Last week Christopher and I attended a book reading/signing event down in Chatham County for the book Old Southern Apples by Lee Calhoun. What we thought would be a staid but educational event turned out to entertain us and lift our spirits.
When Lee was first introduced to the crowd by Debbie Roos, he mentioned that he would be reading passages from his book. I cringed as I pictured the next hour of pain as entry after entry of facts about a single apple tree was read to the crowd. It turns out that the book’s entries are as entertaining and as well crafted as fictional stories. Add to this Lee’s beautiful speaking voice and Southern drawl and we were mesmerized as he read to the crowd stories about the family strife that led to one apple’s name or another apple’s peculiar history. The rest of the audience was equally entranced.
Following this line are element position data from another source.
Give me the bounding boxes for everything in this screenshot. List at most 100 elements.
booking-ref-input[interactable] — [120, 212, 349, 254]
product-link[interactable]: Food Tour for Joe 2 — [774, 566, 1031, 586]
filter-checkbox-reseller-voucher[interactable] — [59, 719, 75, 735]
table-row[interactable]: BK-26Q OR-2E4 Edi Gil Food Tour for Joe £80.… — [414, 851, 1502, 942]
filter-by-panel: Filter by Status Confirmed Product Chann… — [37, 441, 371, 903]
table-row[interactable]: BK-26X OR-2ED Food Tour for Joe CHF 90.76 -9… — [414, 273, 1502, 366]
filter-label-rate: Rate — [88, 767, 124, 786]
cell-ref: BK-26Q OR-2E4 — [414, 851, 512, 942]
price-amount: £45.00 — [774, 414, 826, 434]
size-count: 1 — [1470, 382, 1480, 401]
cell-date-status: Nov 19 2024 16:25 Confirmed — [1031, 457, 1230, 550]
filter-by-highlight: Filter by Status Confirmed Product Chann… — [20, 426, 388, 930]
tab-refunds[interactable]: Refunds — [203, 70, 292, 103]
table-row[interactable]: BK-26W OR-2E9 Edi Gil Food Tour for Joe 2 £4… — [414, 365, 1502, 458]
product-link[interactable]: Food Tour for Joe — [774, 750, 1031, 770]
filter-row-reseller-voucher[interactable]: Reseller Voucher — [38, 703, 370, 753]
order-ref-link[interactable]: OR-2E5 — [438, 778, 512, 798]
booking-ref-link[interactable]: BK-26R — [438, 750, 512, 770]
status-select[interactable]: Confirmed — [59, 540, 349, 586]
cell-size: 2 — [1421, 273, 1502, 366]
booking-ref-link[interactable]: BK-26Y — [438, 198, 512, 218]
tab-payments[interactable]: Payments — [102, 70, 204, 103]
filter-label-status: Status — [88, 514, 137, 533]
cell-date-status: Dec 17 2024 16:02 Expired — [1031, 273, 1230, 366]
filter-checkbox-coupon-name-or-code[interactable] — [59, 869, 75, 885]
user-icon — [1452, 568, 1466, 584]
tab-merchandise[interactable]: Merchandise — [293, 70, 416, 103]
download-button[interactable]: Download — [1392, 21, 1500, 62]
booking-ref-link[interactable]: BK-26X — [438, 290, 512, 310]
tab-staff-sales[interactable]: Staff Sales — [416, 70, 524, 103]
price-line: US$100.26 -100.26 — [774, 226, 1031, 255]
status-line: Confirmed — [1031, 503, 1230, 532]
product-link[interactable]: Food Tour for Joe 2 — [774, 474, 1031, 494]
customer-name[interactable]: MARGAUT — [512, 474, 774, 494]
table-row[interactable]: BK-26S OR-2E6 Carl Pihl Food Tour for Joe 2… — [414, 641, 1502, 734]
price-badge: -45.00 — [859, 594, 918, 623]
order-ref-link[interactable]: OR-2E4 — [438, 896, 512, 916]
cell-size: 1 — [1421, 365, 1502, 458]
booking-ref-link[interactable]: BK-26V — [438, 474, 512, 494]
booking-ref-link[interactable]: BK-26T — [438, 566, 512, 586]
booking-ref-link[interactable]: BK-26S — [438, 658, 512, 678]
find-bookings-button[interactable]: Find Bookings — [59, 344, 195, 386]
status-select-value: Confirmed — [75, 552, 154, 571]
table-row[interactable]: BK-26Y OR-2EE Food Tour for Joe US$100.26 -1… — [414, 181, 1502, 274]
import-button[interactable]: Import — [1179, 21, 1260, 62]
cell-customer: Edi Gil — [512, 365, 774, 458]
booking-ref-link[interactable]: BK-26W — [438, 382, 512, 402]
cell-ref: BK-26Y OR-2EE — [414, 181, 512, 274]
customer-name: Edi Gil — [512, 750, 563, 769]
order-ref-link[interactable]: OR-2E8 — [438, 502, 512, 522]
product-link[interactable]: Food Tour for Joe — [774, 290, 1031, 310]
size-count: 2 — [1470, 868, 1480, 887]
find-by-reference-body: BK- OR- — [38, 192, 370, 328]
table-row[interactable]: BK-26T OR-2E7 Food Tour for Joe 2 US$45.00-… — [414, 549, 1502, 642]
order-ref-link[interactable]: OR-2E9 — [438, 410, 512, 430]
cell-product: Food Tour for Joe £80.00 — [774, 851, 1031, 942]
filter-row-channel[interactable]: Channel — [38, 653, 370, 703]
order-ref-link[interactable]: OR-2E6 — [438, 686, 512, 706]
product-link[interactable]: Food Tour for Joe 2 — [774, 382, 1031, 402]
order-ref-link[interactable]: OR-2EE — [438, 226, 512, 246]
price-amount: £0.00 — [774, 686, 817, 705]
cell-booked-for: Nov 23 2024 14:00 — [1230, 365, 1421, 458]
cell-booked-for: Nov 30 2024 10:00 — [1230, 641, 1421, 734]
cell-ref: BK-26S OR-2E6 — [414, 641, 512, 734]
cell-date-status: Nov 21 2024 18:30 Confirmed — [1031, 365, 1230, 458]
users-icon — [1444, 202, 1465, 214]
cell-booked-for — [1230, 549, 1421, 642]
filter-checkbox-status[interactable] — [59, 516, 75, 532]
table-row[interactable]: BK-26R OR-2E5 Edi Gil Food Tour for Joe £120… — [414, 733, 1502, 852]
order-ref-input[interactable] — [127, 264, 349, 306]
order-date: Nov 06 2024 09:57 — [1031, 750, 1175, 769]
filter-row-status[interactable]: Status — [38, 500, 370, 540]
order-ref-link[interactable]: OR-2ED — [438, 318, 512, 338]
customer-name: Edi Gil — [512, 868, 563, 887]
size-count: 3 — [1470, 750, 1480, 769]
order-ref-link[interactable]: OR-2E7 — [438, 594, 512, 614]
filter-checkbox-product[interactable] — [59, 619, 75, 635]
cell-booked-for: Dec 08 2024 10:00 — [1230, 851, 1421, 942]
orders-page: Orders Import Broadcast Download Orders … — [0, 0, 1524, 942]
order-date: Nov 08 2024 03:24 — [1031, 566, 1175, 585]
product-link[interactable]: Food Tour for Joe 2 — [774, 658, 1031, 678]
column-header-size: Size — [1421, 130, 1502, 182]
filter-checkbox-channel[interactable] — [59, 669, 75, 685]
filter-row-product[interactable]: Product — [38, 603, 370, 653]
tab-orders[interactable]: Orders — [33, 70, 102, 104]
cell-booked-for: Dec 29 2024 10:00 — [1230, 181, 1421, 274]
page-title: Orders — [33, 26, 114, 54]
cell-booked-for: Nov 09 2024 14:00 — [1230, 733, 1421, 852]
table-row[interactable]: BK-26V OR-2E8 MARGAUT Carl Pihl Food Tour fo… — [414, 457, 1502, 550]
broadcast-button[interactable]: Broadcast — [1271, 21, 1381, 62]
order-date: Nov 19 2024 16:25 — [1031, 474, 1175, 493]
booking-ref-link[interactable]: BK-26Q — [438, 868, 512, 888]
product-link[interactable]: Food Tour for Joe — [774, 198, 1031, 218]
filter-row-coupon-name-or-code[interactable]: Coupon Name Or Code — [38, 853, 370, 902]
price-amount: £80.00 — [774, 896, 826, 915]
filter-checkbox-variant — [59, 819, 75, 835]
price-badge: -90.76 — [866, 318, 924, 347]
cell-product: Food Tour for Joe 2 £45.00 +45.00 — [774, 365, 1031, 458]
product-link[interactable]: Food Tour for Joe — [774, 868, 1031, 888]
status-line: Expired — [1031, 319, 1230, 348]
To add to our delight, the room was packed with farmers, locavores, gardeners, and advocates for our local food system, probably at least 200 people in all. Where else in the U.S., I told Christopher later, would a lecture about old varieties of apples be so well attended. This seminar is but one example of our region’s peculiar (in a good way) support for the local food system. It makes me proud to call this area of North Carolina home and even prouder to know that we will join the ranks of farmers/homesteaders in the area once the purchase of Waterdog Farms goes through in another 3 months or so.